Further tweaking its Primetime Emmy nomination procedures following last year’s controversy, the Academy of Television Arts & Sciences (ATAS) board of governors Wednesday night approved a rules change reducing the number of series and performer candidates eligible to be nominated.

Under the revision, 10 instead of 15 top vote-getters chosen by the entire ATAS membership will now be considered for nominations by blue ribbon peer panels.

If 11th-place candidates come within 2% of the final 10 in total votes, they will be considered too.

“What we discovered last year was that the top-five—the nominees—emerged from the top-10, and so this year we removed the irrelevant 11-15 vote-getters,” says John Leverence, senior VP of awards for ATAS.

After the blue ribbon panels drew heat in 2006, ATAS changed its procedures so that starting this year both the popular and judging panel votes will hold equal weight in deciding the nominees.

It also reduced the size of the peer panels, which in the case of best comedy and drama performers had been convened around the July 4th holiday.

That caused headaches for members charged with whittling the field down to the five nominees, since they had to take time out of their schedules to convene at the Academy.

The governors voted Wednesday to give the newly comprised panels a reprieve and allow them to judge the actors’ compilation reels from home.

ATAS also revised procedures for guest and supporting performers.

In 2006, guest performers qualified by having billing in six or fewer episodes.

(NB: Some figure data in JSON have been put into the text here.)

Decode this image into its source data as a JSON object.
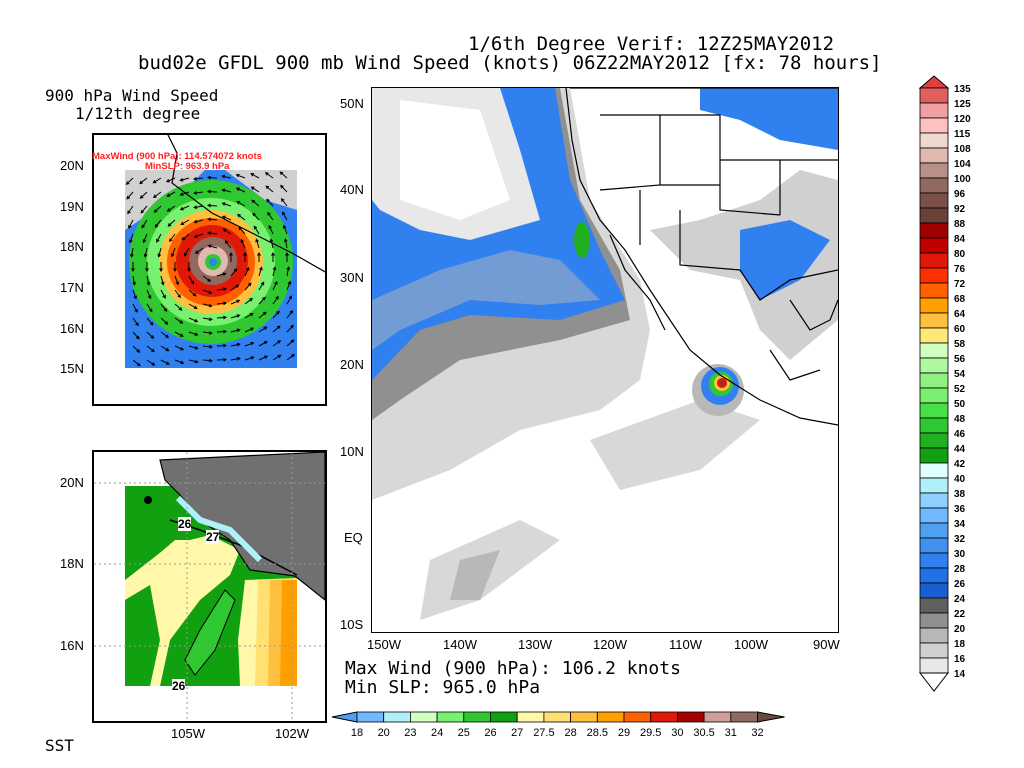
{
  "title": {
    "line1": "1/6th Degree Verif: 12Z25MAY2012",
    "line2": "bud02e GFDL 900 mb Wind Speed (knots) 06Z22MAY2012 [fx: 78 hours]"
  },
  "main_map": {
    "lat_labels": [
      "50N",
      "40N",
      "30N",
      "20N",
      "10N",
      "EQ",
      "10S"
    ],
    "lon_labels": [
      "150W",
      "140W",
      "130W",
      "120W",
      "110W",
      "100W",
      "90W"
    ],
    "max_wind": "Max Wind (900 hPa): 106.2 knots",
    "min_slp": "Min SLP: 965.0 hPa"
  },
  "inset_wind": {
    "title1": "900 hPa Wind Speed",
    "title2": "1/12th degree",
    "max_wind": "MaxWind (900 hPa): 114.574072 knots",
    "min_slp": "MinSLP: 963.9 hPa",
    "lat_labels": [
      "20N",
      "19N",
      "18N",
      "17N",
      "16N",
      "15N"
    ],
    "annotation_color": "#ff2020"
  },
  "inset_sst": {
    "title": "SST",
    "lat_labels": [
      "20N",
      "18N",
      "16N"
    ],
    "lon_labels": [
      "105W",
      "102W"
    ],
    "contour_labels": [
      "26",
      "27",
      "26"
    ]
  },
  "wind_colorbar": {
    "labels": [
      "135",
      "125",
      "120",
      "115",
      "108",
      "104",
      "100",
      "96",
      "92",
      "88",
      "84",
      "80",
      "76",
      "72",
      "68",
      "64",
      "60",
      "58",
      "56",
      "54",
      "52",
      "50",
      "48",
      "46",
      "44",
      "42",
      "40",
      "38",
      "36",
      "34",
      "32",
      "30",
      "28",
      "26",
      "24",
      "22",
      "20",
      "18",
      "16",
      "14"
    ],
    "colors": [
      "#e06060",
      "#f0a0a0",
      "#ffc0c0",
      "#f0d8d0",
      "#e0b8b0",
      "#b89088",
      "#906a60",
      "#7a5048",
      "#6a4038",
      "#a00000",
      "#c00000",
      "#e01808",
      "#ff3000",
      "#ff6000",
      "#ffa000",
      "#ffc040",
      "#ffe878",
      "#d0ffc0",
      "#b0f8a0",
      "#90f080",
      "#78f070",
      "#48e048",
      "#30c830",
      "#20b020",
      "#10a010",
      "#e0ffff",
      "#b0f0f8",
      "#90d0ff",
      "#70b8ff",
      "#50a0f0",
      "#4090f0",
      "#3080f0",
      "#2070e8",
      "#1860d0",
      "#606060",
      "#909090",
      "#b8b8b8",
      "#d0d0d0",
      "#e8e8e8"
    ],
    "top_color": "#e04040",
    "bottom_color": "#ffffff"
  },
  "sst_colorbar": {
    "labels": [
      "18",
      "20",
      "23",
      "24",
      "25",
      "26",
      "27",
      "27.5",
      "28",
      "28.5",
      "29",
      "29.5",
      "30",
      "30.5",
      "31",
      "32"
    ],
    "colors": [
      "#70b8ff",
      "#b0f0f8",
      "#d0ffc0",
      "#78f070",
      "#30c830",
      "#10a010",
      "#fff8a8",
      "#ffe070",
      "#ffc040",
      "#ffa000",
      "#ff6000",
      "#e01808",
      "#a00000",
      "#d0a098",
      "#906a60"
    ],
    "left_color": "#50a0f0",
    "right_color": "#6a4a40"
  }
}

The comp reel they submitted had to include all of their appearances, but now there is no episodic cap.

“We found that legitimate guest performers could have more than six episodes and (choose) a single episode to represent their work,” Leverence says.

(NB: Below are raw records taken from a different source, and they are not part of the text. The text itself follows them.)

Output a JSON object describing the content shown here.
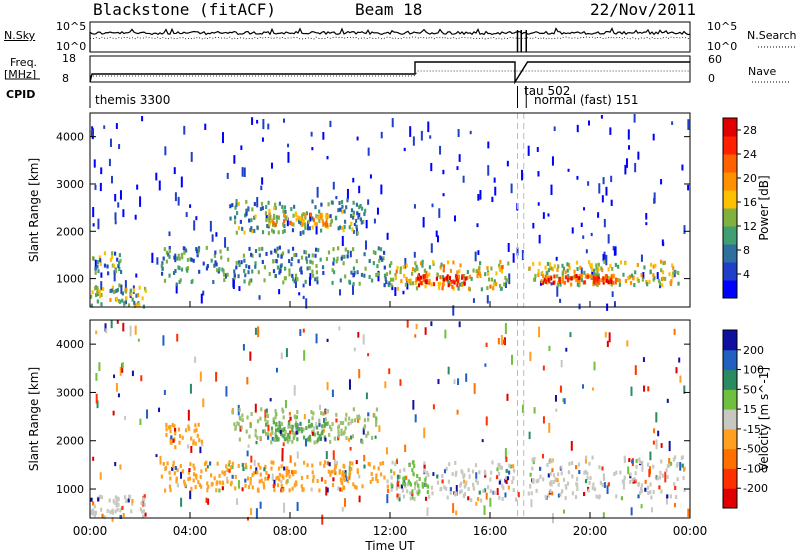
{
  "header": {
    "title": "Blackstone (fitACF)",
    "beam": "Beam 18",
    "date": "22/Nov/2011"
  },
  "top_panels": {
    "nsky_label": "N.Sky",
    "nsearch_label": "N.Search",
    "nsky_ticks": [
      "10^5",
      "10^0"
    ],
    "nsky_right_ticks": [
      "10^5",
      "10^0"
    ],
    "freq_label": "Freq.",
    "freq_unit": "[MHz]",
    "freq_ticks": [
      "18",
      "8"
    ],
    "nave_label": "Nave",
    "nave_ticks": [
      "60",
      "0"
    ],
    "cpid_label": "CPID",
    "cpid_entries": [
      "themis 3300",
      "tau 502",
      "normal (fast) 151"
    ]
  },
  "chart_data": [
    {
      "type": "heatmap",
      "name": "power",
      "ylabel": "Slant Range [km]",
      "xlabel": "Time UT",
      "x_ticks": [
        "00:00",
        "04:00",
        "08:00",
        "12:00",
        "16:00",
        "20:00",
        "00:00"
      ],
      "y_ticks": [
        1000,
        2000,
        3000,
        4000
      ],
      "xlim_hours": [
        0,
        24
      ],
      "ylim": [
        400,
        4500
      ],
      "colorbar": {
        "label": "Power [dB]",
        "ticks": [
          4,
          8,
          12,
          16,
          20,
          24,
          28
        ],
        "range": [
          0,
          30
        ],
        "colors": [
          "#0000ff",
          "#1f3fc8",
          "#2f6fa0",
          "#3f9f70",
          "#7fb040",
          "#ffc000",
          "#ff9000",
          "#ff6000",
          "#ff2000",
          "#e00000"
        ]
      },
      "regions": [
        {
          "t0": 0.0,
          "t1": 2.2,
          "r0": 450,
          "r1": 900,
          "level": 0.45
        },
        {
          "t0": 0.0,
          "t1": 1.2,
          "r0": 1150,
          "r1": 1600,
          "level": 0.35
        },
        {
          "t0": 2.8,
          "t1": 12.0,
          "r0": 900,
          "r1": 1700,
          "level": 0.3
        },
        {
          "t0": 5.5,
          "t1": 11.0,
          "r0": 2000,
          "r1": 2700,
          "level": 0.35
        },
        {
          "t0": 7.0,
          "t1": 9.5,
          "r0": 2150,
          "r1": 2400,
          "level": 0.6
        },
        {
          "t0": 12.0,
          "t1": 16.8,
          "r0": 800,
          "r1": 1400,
          "level": 0.55
        },
        {
          "t0": 13.0,
          "t1": 15.0,
          "r0": 900,
          "r1": 1100,
          "level": 0.85
        },
        {
          "t0": 17.5,
          "t1": 23.5,
          "r0": 900,
          "r1": 1400,
          "level": 0.5
        },
        {
          "t0": 18.0,
          "t1": 21.0,
          "r0": 950,
          "r1": 1100,
          "level": 0.8
        }
      ]
    },
    {
      "type": "heatmap",
      "name": "velocity",
      "ylabel": "Slant Range [km]",
      "xlabel": "Time UT",
      "x_ticks": [
        "00:00",
        "04:00",
        "08:00",
        "12:00",
        "16:00",
        "20:00",
        "00:00"
      ],
      "y_ticks": [
        1000,
        2000,
        3000,
        4000
      ],
      "xlim_hours": [
        0,
        24
      ],
      "ylim": [
        400,
        4500
      ],
      "colorbar": {
        "label": "Velocity [m s^-1]",
        "ticks": [
          "200",
          "100",
          "50",
          "15",
          "-15",
          "-50",
          "-100",
          "-200"
        ],
        "colors": [
          "#1010a0",
          "#2060c0",
          "#2a8a60",
          "#70c040",
          "#c8c8c0",
          "#ffa020",
          "#ff7000",
          "#ff3000",
          "#e00000"
        ]
      },
      "regions": [
        {
          "t0": 0.0,
          "t1": 2.2,
          "r0": 450,
          "r1": 900,
          "color": "#c8c8c0"
        },
        {
          "t0": 3.0,
          "t1": 4.5,
          "r0": 1900,
          "r1": 2400,
          "color": "#ffa020"
        },
        {
          "t0": 5.5,
          "t1": 11.5,
          "r0": 2000,
          "r1": 2700,
          "color": "#9cc070"
        },
        {
          "t0": 7.0,
          "t1": 9.5,
          "r0": 2050,
          "r1": 2450,
          "color": "#5aa850"
        },
        {
          "t0": 2.8,
          "t1": 12.0,
          "r0": 1000,
          "r1": 1600,
          "color": "#ffa020"
        },
        {
          "t0": 12.0,
          "t1": 17.0,
          "r0": 800,
          "r1": 1600,
          "color": "#c8c8c0"
        },
        {
          "t0": 12.0,
          "t1": 13.5,
          "r0": 900,
          "r1": 1600,
          "color": "#70c040"
        },
        {
          "t0": 17.5,
          "t1": 23.8,
          "r0": 850,
          "r1": 1700,
          "color": "#c8c8c0"
        }
      ]
    }
  ]
}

Supporting players, meanwhile, now need only submit their appearances in a single episode rather than any two episodes like last year.


ATAS previously initiated new rules requiring supporting actors to appear in at least 5% of a production. The switch came after last year’s uproar over Ellen Burstyn’s supporting actress nod for a miniseries or special, in which she logged nearly 15 seconds of screen time in HBO’s Mrs. Harris.